Wir setzten durch, dass europaweit Tausende kleiner Metzgereien, Bäckereien, Brauereien und Käsereien schlossen, indem wir die Hygieneansprüche
so hoch schraubten, dass viele sie nicht mehr einhalten konnten. Auf
unseren Feldern haben entartete Kräuter keine Chance, da wir weiterhin
den üppigen Gebrauch von Glyphosat erlauben. Wir führten ein willkürlich festzusetzendes „Mindesthaltbarkeitsdatum“ ein, werfen Lebensmittel aber meistens schon lange vor dessen Ablauf weg.

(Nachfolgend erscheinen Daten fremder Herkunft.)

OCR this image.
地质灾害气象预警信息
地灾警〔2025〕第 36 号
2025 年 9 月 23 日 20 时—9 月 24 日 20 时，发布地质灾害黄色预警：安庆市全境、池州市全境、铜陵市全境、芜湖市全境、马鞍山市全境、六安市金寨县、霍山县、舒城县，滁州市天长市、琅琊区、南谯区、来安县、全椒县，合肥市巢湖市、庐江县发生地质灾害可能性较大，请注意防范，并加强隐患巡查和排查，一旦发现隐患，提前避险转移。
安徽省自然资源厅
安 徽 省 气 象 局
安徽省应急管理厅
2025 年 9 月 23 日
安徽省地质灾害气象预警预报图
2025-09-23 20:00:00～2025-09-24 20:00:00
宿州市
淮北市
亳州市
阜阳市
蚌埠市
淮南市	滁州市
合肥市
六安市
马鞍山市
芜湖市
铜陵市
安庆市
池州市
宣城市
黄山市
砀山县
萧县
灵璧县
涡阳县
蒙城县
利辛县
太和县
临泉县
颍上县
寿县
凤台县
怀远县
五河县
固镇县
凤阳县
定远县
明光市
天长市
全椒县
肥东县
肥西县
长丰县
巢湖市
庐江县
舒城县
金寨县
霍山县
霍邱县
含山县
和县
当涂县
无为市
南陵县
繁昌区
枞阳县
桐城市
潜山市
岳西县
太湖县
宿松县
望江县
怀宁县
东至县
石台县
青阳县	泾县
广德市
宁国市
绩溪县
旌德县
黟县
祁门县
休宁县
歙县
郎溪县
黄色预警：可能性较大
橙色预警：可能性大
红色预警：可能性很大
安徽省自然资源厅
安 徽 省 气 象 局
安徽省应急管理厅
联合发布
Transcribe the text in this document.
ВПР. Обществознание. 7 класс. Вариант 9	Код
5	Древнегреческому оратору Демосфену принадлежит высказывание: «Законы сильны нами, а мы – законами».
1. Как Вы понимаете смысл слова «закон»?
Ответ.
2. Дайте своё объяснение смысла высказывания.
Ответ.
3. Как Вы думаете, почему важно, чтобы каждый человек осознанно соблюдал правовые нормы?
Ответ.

Fragliche Hygiene-Standards: Abfälle werden abgeschoben
Wir duschen
uns täglich und unsere Hunde öfter, wir parfümieren unser Klopapier,
waschen unsere Tankdeckel auch innen, und zum Öffnen einer Zahnpastatube
müssen wir mittlerweile nach dem Abschrauben des Verschlusses
zusätzlich noch einen kleinen Plastiknippel absägen.
Unsere giftigen Abfälle
schicken wir nach Indien, wo wir auch gesundheitsschädigende Arbeiten
wie Stoffefärben verrichten lassen, und unsere alten Autos vergiften nun
die Menschen in Nordafrika. Unsere Schwimmbäder haben so gut
funktionierende Reinigungsanlagen, dass wir dort während des Paddelns
unser Wasser lassen können, seit Jahrzehnten sogar ohne Badekappe.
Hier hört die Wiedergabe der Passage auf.